Além de não ser muito chegado em tomar conta sozinho das áreas de lazer, Marchezan também não parece colocar a cultura popular entre suas prioridades. Seu governo tomou medidas que estrangularam de vez as escolas de samba da Capital, em um processo que levou ao cancelamento dos desfiles de Carnaval deste ano.
Quem conta com o apreço do atual prefeito é o MBL, movimento pseudoliberal e neocarola que fez de tudo para fechar a exposição Queermuseu, e que acomodou integrantes em diferentes secretarias do governo municipal – entre eles, Ramiro Rosário, secretário que cuida, vejam só, dos parques e praças em Porto Alegre. A participação do MBL não é novidade em governos tucanos, acontecendo também em outras capitais, como São Paulo, e em prefeituras do interior paulista, como Taboão da Serra e Pinheiros.

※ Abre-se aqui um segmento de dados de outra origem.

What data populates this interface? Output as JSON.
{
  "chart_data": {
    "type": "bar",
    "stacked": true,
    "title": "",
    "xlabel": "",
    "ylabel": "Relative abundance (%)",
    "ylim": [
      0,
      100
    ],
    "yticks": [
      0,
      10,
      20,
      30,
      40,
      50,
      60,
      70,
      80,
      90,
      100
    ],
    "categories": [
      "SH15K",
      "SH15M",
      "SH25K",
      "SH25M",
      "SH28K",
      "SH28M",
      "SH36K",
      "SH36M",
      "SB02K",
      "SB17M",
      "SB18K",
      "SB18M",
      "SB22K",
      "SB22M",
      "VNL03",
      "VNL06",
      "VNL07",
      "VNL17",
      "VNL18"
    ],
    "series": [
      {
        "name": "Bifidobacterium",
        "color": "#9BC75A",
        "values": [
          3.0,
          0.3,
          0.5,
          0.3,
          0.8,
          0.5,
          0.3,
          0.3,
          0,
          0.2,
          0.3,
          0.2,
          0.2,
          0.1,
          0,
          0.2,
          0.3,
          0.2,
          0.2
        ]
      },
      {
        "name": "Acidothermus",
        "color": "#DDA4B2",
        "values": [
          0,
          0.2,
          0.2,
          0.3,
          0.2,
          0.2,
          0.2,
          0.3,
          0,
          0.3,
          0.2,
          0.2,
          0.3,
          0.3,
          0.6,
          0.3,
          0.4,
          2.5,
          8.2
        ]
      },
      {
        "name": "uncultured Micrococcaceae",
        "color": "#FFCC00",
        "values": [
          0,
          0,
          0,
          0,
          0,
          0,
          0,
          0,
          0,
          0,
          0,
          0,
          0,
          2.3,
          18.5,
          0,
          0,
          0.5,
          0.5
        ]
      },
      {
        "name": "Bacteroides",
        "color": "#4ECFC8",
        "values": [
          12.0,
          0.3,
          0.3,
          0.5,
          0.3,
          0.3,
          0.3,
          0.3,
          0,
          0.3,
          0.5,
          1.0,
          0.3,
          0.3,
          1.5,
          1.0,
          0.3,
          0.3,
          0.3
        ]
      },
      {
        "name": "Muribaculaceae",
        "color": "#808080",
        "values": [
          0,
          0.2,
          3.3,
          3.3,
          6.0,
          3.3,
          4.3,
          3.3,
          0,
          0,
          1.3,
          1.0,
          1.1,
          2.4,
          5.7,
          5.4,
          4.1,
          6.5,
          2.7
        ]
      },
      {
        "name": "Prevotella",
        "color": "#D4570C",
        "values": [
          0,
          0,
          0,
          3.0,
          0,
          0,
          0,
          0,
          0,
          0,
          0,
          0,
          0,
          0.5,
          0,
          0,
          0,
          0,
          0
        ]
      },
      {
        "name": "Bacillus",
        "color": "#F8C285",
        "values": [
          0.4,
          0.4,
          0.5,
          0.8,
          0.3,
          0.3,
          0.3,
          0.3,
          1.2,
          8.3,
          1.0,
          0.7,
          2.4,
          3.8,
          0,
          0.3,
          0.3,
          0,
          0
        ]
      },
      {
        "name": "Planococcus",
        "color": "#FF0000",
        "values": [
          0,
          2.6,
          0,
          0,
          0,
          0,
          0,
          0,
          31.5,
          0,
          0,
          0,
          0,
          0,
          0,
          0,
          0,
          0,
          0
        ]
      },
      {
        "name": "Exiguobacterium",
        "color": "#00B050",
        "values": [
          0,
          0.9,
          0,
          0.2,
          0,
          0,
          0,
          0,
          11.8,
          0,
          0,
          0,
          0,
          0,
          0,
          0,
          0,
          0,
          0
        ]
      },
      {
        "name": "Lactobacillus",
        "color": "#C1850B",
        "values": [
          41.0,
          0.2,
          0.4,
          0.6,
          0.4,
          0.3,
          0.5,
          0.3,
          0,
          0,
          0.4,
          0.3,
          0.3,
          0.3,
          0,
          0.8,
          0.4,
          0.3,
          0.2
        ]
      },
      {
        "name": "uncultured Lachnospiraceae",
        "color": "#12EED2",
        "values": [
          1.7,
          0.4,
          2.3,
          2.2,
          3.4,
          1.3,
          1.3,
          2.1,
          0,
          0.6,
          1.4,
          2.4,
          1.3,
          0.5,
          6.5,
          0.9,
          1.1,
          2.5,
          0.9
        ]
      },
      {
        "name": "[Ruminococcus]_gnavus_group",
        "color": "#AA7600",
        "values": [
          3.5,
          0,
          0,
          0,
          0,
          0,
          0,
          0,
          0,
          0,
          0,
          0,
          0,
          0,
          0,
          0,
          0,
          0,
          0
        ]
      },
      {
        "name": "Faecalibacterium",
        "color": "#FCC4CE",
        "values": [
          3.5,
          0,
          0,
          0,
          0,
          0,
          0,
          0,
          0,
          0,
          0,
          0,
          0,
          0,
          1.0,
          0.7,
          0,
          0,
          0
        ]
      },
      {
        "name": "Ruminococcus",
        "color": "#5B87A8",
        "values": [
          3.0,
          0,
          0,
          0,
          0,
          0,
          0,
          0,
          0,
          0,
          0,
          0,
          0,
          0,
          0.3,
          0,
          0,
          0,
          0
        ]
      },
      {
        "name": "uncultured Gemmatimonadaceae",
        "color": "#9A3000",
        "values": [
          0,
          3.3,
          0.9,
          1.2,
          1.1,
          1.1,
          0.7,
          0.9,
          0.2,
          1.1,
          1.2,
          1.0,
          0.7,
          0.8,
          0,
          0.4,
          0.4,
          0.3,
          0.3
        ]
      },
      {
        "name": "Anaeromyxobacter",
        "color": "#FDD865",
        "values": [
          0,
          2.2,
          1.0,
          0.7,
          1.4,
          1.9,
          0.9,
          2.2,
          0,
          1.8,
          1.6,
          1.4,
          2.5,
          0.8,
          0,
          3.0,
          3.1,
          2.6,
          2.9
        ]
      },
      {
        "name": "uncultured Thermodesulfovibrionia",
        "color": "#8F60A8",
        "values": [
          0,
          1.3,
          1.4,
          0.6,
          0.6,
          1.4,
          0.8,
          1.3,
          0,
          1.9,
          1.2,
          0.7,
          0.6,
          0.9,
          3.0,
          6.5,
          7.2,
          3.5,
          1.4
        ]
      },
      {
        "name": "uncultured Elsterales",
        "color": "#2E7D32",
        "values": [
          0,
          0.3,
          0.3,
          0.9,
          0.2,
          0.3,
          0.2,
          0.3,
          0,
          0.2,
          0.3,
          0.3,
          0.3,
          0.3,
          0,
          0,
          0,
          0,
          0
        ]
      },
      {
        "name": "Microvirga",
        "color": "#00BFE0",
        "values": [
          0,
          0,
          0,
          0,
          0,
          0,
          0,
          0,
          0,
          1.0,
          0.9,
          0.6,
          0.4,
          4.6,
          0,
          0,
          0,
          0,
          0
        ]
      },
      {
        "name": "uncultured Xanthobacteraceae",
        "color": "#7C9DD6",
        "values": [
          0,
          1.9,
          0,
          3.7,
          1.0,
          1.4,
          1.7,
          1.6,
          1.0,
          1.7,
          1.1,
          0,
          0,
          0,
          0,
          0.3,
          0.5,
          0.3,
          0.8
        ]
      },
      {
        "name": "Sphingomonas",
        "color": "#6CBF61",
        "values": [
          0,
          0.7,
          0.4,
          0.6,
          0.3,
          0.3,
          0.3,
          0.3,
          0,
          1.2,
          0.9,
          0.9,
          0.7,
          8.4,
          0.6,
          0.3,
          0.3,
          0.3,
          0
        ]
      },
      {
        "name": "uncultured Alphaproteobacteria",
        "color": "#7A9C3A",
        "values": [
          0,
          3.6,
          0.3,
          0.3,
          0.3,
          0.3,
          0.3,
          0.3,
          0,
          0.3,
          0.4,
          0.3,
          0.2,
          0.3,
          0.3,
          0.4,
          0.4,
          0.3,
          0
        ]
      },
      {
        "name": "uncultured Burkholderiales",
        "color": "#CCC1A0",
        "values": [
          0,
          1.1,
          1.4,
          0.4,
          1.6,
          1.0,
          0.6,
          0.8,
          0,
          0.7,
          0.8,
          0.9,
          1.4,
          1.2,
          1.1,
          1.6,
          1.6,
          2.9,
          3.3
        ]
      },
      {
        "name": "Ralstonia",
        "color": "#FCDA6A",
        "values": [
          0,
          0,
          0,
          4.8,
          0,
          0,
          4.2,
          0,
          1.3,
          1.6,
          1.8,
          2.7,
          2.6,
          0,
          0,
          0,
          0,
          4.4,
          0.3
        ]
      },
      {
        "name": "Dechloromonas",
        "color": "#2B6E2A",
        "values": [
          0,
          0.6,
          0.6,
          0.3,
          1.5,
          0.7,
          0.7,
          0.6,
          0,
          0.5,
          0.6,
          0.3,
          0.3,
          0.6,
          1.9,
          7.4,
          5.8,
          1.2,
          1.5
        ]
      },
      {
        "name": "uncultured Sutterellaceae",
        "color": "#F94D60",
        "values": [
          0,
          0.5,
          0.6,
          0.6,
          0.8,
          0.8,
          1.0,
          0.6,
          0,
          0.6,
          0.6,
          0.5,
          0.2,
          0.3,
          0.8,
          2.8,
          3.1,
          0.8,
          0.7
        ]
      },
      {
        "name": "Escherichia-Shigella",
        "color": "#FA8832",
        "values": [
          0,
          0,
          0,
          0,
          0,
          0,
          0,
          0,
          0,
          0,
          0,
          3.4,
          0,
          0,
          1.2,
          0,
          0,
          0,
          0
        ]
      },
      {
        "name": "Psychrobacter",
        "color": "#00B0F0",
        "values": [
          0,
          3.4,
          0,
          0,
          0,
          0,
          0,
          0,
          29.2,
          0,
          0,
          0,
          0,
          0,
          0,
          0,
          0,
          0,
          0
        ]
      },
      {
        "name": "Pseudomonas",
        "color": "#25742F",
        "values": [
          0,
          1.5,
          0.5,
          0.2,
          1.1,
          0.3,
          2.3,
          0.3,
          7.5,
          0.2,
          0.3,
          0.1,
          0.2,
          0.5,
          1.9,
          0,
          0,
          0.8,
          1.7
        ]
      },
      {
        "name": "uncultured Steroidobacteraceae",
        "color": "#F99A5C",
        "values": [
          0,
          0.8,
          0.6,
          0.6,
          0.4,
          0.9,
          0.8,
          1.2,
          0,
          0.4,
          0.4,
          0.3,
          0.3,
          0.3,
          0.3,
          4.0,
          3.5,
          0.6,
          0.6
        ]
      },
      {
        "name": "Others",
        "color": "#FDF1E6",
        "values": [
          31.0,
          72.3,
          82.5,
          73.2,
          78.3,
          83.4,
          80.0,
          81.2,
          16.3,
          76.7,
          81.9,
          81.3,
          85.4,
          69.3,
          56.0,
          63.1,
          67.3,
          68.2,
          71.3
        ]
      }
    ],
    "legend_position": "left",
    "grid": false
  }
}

Integrante do MBL é titular da pasta que quer lotear praças da capital gaúcha.
Tudo isso pode causar assombro em quem não conhece o estado de coisas da cidade, mas não chega a ser surpreendente vindo de um prefeito que cogita extinguir a Fasc, entidade que organiza os repasses do Bolsa Família na capital gaúcha – e alega, para justificar o disparate, um “déficit” de R$ 210 milhões que equivale, na verdade, ao orçamento total do órgão para o exercício de 2018. Toda a grana investida na fundação que atende pessoas carentes e vulneráveis em Porto Alegre seria, nas palavras do prefeito, puro prejuízo. Talvez seja melhor nem perguntar por quê.
É nessa lógica mesquinha, que vende talheres para economizar o tempo de lavar a louça, na qual se insere a absurda ideia de cobrar pela praça que sedia o mais tradicional evento cultural da cidade. A Porto Alegre da gestão Marchezan não precisa de livros, de efervescência cultural ou de espaços de convivência. Precisa render grana, e só. Ou pode ser passada adiante, como algo que a gente vende só para não ficar ocupando espaço em casa.
Atualização em 5 de julho de 2018:
O Instituto Semeia entrou em contato após a publicação da matéria e afirma que a organização, embora de fato fundada pela família de Pedro Passos, um dos sócios da Natura, “não recebe nenhum tipo de recurso da empresa, sendo integralmente financiada pela atividade filantrópica da família Ruggiero Passos”.